Hi guys My rSync hangs too, it's a cywin-rsync.. It's a little different, there is no error message The following is all that is shown: receiving file list ... done zTransfer/html/thumbs/12592.jpg zTransfer/html/thumbs/12593.jpg zTransfer/html/thumbs/12594.jpg <blah blah blah.. > zTransfer/html/thumbs/12596.jpg zTransfer/html/thumbs/12597.jpg Then it just hangs like this, nothing else happens. The rsync lasts around 10seconds I don't know what is going on, rsyncing to other hosts works fine, just this host is acting up. The host is in a LAN with me and connection is fine. Firewall is off, What else can be the problem? Any reply will be appreciated Thanks!
Has anyone tried commenting out HAVE_SOCKETPAIR from config.h to see if that is the problem? I mentioned somewhere that this seems to be the common case of failure -- it fails for a local transfer and for a transfer going through a remote shell, both of which use a socketpair() to communicate (unless HAVE_SOCKETPAIR is undefined, in which case a normal pipe() would be used).
I'm marking the cygwin hang bugs as "LATER" because this is a bug is in the cygwin pipe code, so it is outside rsync's control. We'll revisit this issue later after we hear that the cygwin code has been fixed. I wonder if specifying a --bwlimit might work around the problem by ensuring that the pipes can't fill up enough to deadlock. While we're waiting for a cygwin fix, give that a try.
(In reply to comment #9) > I wonder if specifying a --bwlimit might work around the problem by ensuring > that the pipes can't fill up enough to deadlock. While we're waiting for a > cygwin fix, give that a try. --bwlimit workaround works like a charm! You can reproduce this problem by sending large file (like 1GB) over a WAN link (like 1Mbps) using rsync on cygwin.
I am curious about whether a tweak to the way --bwlimit is implemented (e.g., moving the sleep_for_bwlimit call *before* the write in writefd_unbuffered, or perhaps lowering bwlimit_writemax) would make it a more effective workaround. I encourage anyone who is running up against the hang to do the rest of us a favor by investigating this.
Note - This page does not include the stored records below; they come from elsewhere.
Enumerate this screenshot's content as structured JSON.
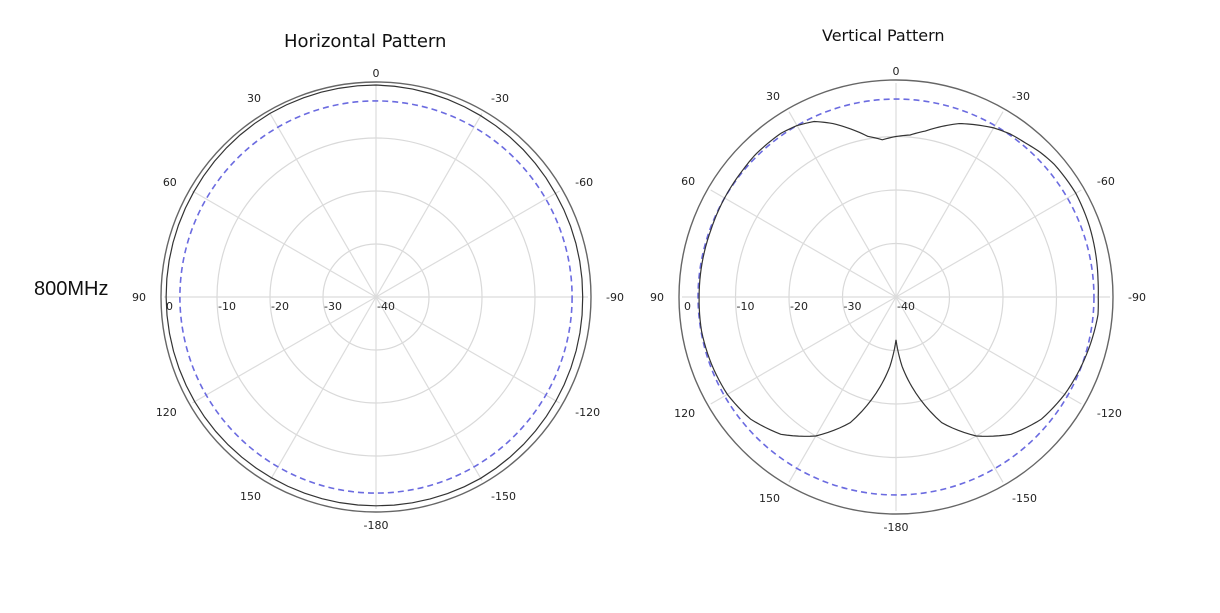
{
  "frequency_label": "800MHz",
  "chart_data": [
    {
      "type": "polar",
      "title": "Horizontal Pattern",
      "angle_tick_labels": [
        "0",
        "30",
        "60",
        "90",
        "120",
        "150",
        "-180",
        "-150",
        "-120",
        "-90",
        "-60",
        "-30"
      ],
      "radial_tick_labels": [
        "0",
        "-10",
        "-20",
        "-30",
        "-40"
      ],
      "radial_range_db": [
        -40,
        0
      ],
      "reference_level_db": -3,
      "grid": true,
      "series": [
        {
          "angles_deg": [
            0,
            30,
            60,
            90,
            120,
            150,
            180,
            210,
            240,
            270,
            300,
            330,
            360
          ],
          "gain_db": [
            0,
            0,
            -0.3,
            -0.4,
            -0.5,
            -0.6,
            -0.6,
            -0.5,
            -0.8,
            -1.0,
            -0.9,
            -0.5,
            0
          ]
        }
      ],
      "colors": {
        "pattern": "#333333",
        "reference": "#6b6be0",
        "grid": "#d9d9d9"
      }
    },
    {
      "type": "polar",
      "title": "Vertical Pattern",
      "angle_tick_labels": [
        "0",
        "30",
        "60",
        "90",
        "120",
        "150",
        "-180",
        "-150",
        "-120",
        "-90",
        "-60",
        "-30"
      ],
      "radial_tick_labels": [
        "0",
        "-10",
        "-20",
        "-30",
        "-40"
      ],
      "radial_range_db": [
        -40,
        0
      ],
      "reference_level_db": -3,
      "grid": true,
      "series": [
        {
          "angles_deg": [
            0,
            5,
            10,
            15,
            20,
            25,
            30,
            35,
            40,
            45,
            50,
            60,
            70,
            80,
            90,
            100,
            110,
            120,
            130,
            140,
            150,
            160,
            170,
            175,
            180,
            185,
            190,
            200,
            210,
            220,
            230,
            240,
            250,
            260,
            265,
            270,
            275,
            280,
            290,
            300,
            310,
            315,
            320,
            325,
            330,
            335,
            340,
            345,
            350,
            355,
            360
          ],
          "gain_db": [
            -10,
            -10.5,
            -9.5,
            -7.5,
            -5.5,
            -3.8,
            -3.0,
            -2.6,
            -2.6,
            -2.6,
            -2.8,
            -3.0,
            -3.2,
            -3.2,
            -3.2,
            -3.1,
            -3.3,
            -3.6,
            -4.5,
            -6.5,
            -10,
            -15,
            -23,
            -27,
            -32,
            -27,
            -23,
            -15,
            -10,
            -6.5,
            -4.5,
            -3.6,
            -3.0,
            -2.4,
            -2.1,
            -2.2,
            -2.1,
            -1.9,
            -1.5,
            -1.2,
            -1.4,
            -1.8,
            -2.4,
            -2.8,
            -3.5,
            -4.5,
            -5.5,
            -7.0,
            -8.5,
            -9.6,
            -10
          ]
        }
      ],
      "colors": {
        "pattern": "#333333",
        "reference": "#6b6be0",
        "grid": "#d9d9d9"
      }
    }
  ]
}
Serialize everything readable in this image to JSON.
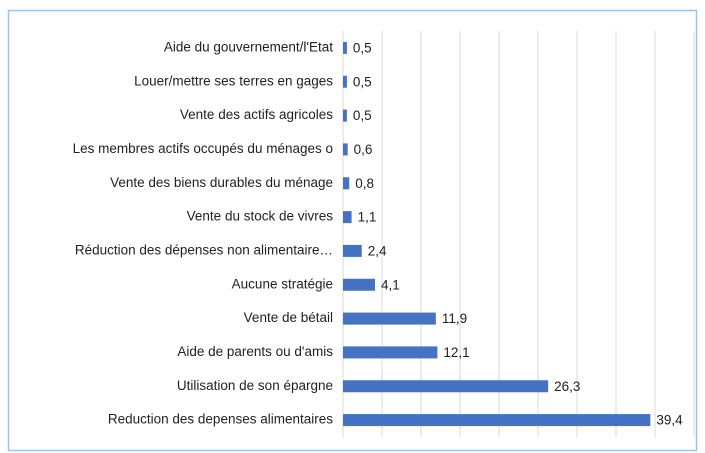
{
  "chart_data": {
    "type": "bar",
    "orientation": "horizontal",
    "categories": [
      "Aide du gouvernement/l'Etat",
      "Louer/mettre ses terres en gages",
      "Vente des actifs agricoles",
      "Les membres actifs occupés du ménages o",
      "Vente des biens durables du ménage",
      "Vente du stock de vivres",
      "Réduction des dépenses non alimentaire…",
      "Aucune stratégie",
      "Vente de bétail",
      "Aide de parents ou d'amis",
      "Utilisation de son épargne",
      "Reduction des depenses alimentaires"
    ],
    "values": [
      0.5,
      0.5,
      0.5,
      0.6,
      0.8,
      1.1,
      2.4,
      4.1,
      11.9,
      12.1,
      26.3,
      39.4
    ],
    "value_labels": [
      "0,5",
      "0,5",
      "0,5",
      "0,6",
      "0,8",
      "1,1",
      "2,4",
      "4,1",
      "11,9",
      "12,1",
      "26,3",
      "39,4"
    ],
    "color": "#4472c4",
    "xlim": [
      0,
      45
    ],
    "xticks": [
      0,
      5,
      10,
      15,
      20,
      25,
      30,
      35,
      40,
      45
    ],
    "grid": true
  }
}
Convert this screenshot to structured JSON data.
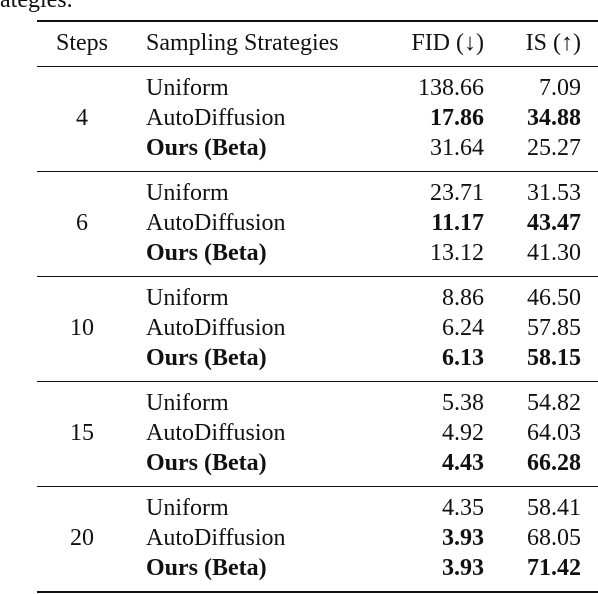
{
  "caption_fragment": "ategies.",
  "header": {
    "steps": "Steps",
    "strategy": "Sampling Strategies",
    "fid": "FID (↓)",
    "is": "IS (↑)"
  },
  "groups": [
    {
      "steps": "4",
      "rows": [
        {
          "strategy": "Uniform",
          "fid": "138.66",
          "is": "7.09"
        },
        {
          "strategy": "AutoDiffusion",
          "fid": "17.86",
          "is": "34.88"
        },
        {
          "strategy": "Ours (Beta)",
          "fid": "31.64",
          "is": "25.27"
        }
      ]
    },
    {
      "steps": "6",
      "rows": [
        {
          "strategy": "Uniform",
          "fid": "23.71",
          "is": "31.53"
        },
        {
          "strategy": "AutoDiffusion",
          "fid": "11.17",
          "is": "43.47"
        },
        {
          "strategy": "Ours (Beta)",
          "fid": "13.12",
          "is": "41.30"
        }
      ]
    },
    {
      "steps": "10",
      "rows": [
        {
          "strategy": "Uniform",
          "fid": "8.86",
          "is": "46.50"
        },
        {
          "strategy": "AutoDiffusion",
          "fid": "6.24",
          "is": "57.85"
        },
        {
          "strategy": "Ours (Beta)",
          "fid": "6.13",
          "is": "58.15"
        }
      ]
    },
    {
      "steps": "15",
      "rows": [
        {
          "strategy": "Uniform",
          "fid": "5.38",
          "is": "54.82"
        },
        {
          "strategy": "AutoDiffusion",
          "fid": "4.92",
          "is": "64.03"
        },
        {
          "strategy": "Ours (Beta)",
          "fid": "4.43",
          "is": "66.28"
        }
      ]
    },
    {
      "steps": "20",
      "rows": [
        {
          "strategy": "Uniform",
          "fid": "4.35",
          "is": "58.41"
        },
        {
          "strategy": "AutoDiffusion",
          "fid": "3.93",
          "is": "68.05"
        },
        {
          "strategy": "Ours (Beta)",
          "fid": "3.93",
          "is": "71.42"
        }
      ]
    }
  ]
}
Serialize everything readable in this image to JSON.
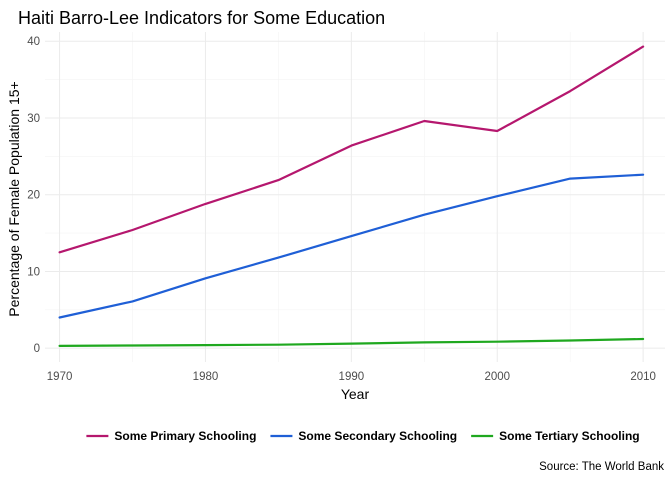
{
  "chart_data": {
    "type": "line",
    "title": "Haiti Barro-Lee Indicators for Some Education",
    "xlabel": "Year",
    "ylabel": "Percentage of Female Population 15+",
    "caption": "Source: The World Bank",
    "x": [
      1970,
      1975,
      1980,
      1985,
      1990,
      1995,
      2000,
      2005,
      2010
    ],
    "xticks": [
      1970,
      1980,
      1990,
      2000,
      2010
    ],
    "yticks": [
      0,
      10,
      20,
      30,
      40
    ],
    "xlim": [
      1969.0,
      2011.5
    ],
    "ylim": [
      -1.8,
      41.2
    ],
    "grid": true,
    "legend_position": "bottom",
    "series": [
      {
        "name": "Some Primary Schooling",
        "color": "#b5176e",
        "values": [
          12.5,
          15.4,
          18.8,
          21.9,
          26.4,
          29.6,
          28.3,
          33.5,
          39.3
        ]
      },
      {
        "name": "Some Secondary Schooling",
        "color": "#1f5fd6",
        "values": [
          4.0,
          6.1,
          9.1,
          11.8,
          14.6,
          17.4,
          19.8,
          22.1,
          22.6
        ]
      },
      {
        "name": "Some Tertiary Schooling",
        "color": "#1fa81f",
        "values": [
          0.3,
          0.35,
          0.4,
          0.45,
          0.6,
          0.75,
          0.85,
          1.0,
          1.2
        ]
      }
    ]
  }
}
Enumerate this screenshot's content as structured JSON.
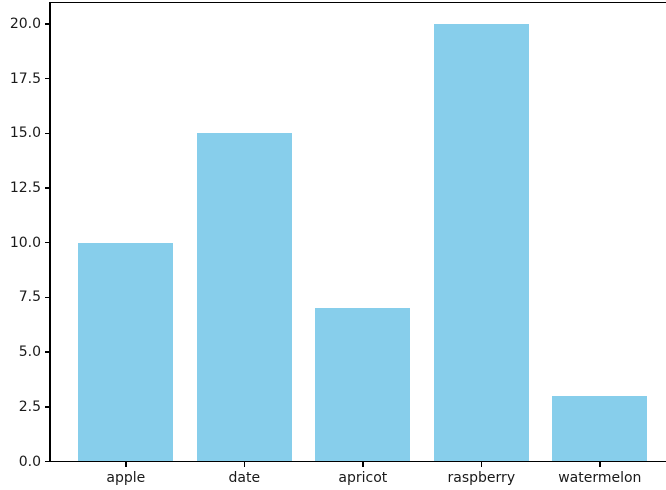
{
  "chart_data": {
    "type": "bar",
    "categories": [
      "apple",
      "date",
      "apricot",
      "raspberry",
      "watermelon"
    ],
    "values": [
      10,
      15,
      7,
      20,
      3
    ],
    "title": "",
    "xlabel": "",
    "ylabel": "",
    "ylim": [
      0,
      21
    ],
    "xlim": [
      -0.64,
      4.64
    ],
    "yticks": [
      0,
      2.5,
      5,
      7.5,
      10,
      12.5,
      15,
      17.5,
      20
    ],
    "ytick_labels": [
      "0.0",
      "2.5",
      "5.0",
      "7.5",
      "10.0",
      "12.5",
      "15.0",
      "17.5",
      "20.0"
    ],
    "bar_color": "#87CEEB",
    "background_color": "#ffffff",
    "spine_color": "#000000",
    "grid": false,
    "legend": null
  }
}
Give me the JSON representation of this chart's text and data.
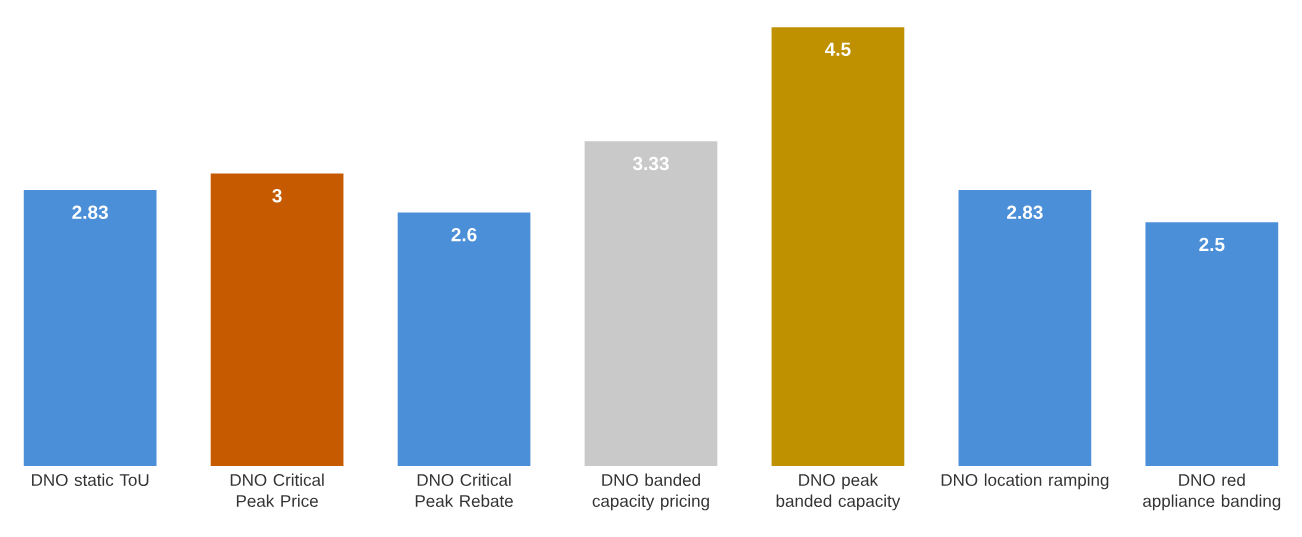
{
  "chart_data": {
    "type": "bar",
    "categories": [
      "DNO static ToU",
      "DNO Critical Peak Price",
      "DNO Critical Peak Rebate",
      "DNO banded capacity pricing",
      "DNO peak banded capacity",
      "DNO location ramping",
      "DNO red appliance banding"
    ],
    "values": [
      2.83,
      3,
      2.6,
      3.33,
      4.5,
      2.83,
      2.5
    ],
    "colors": [
      "#4a8fd8",
      "#c55a00",
      "#4a8fd8",
      "#c9c9c9",
      "#bf9000",
      "#4a8fd8",
      "#4a8fd8"
    ],
    "data_labels": true,
    "tick_labels": "x"
  }
}
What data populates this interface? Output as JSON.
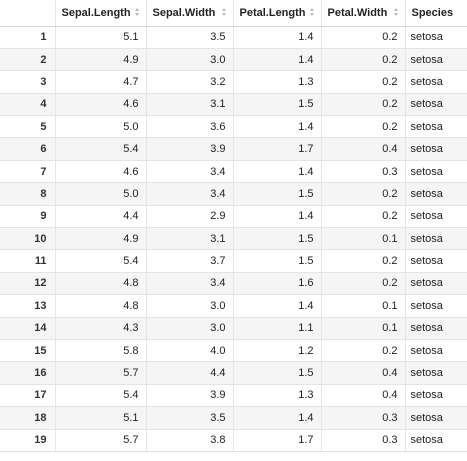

The --bwlimit work-around did not fix the problem for me. Instead, I found this page: http://marc-abramowitz.com/archives/2007/10/14/solving-rsync-hangs-with-cygwin/ which described running rsync on the client against a TCP daemon service (rather than over ssh) which solved the problem for me. After setting up an rsyncd.conf file and installing the rsyncd daemon as a service on the remote machine: cygrunsrv --install "rsyncd" --path /usr/bin/rsync --args "--daemon --no-detach" --desc "Starts a rsync daemon for accepting incoming rsync connections" --disp "Rsync Daemon" --type auto it worked without a hitch and is no longer stalling on large files.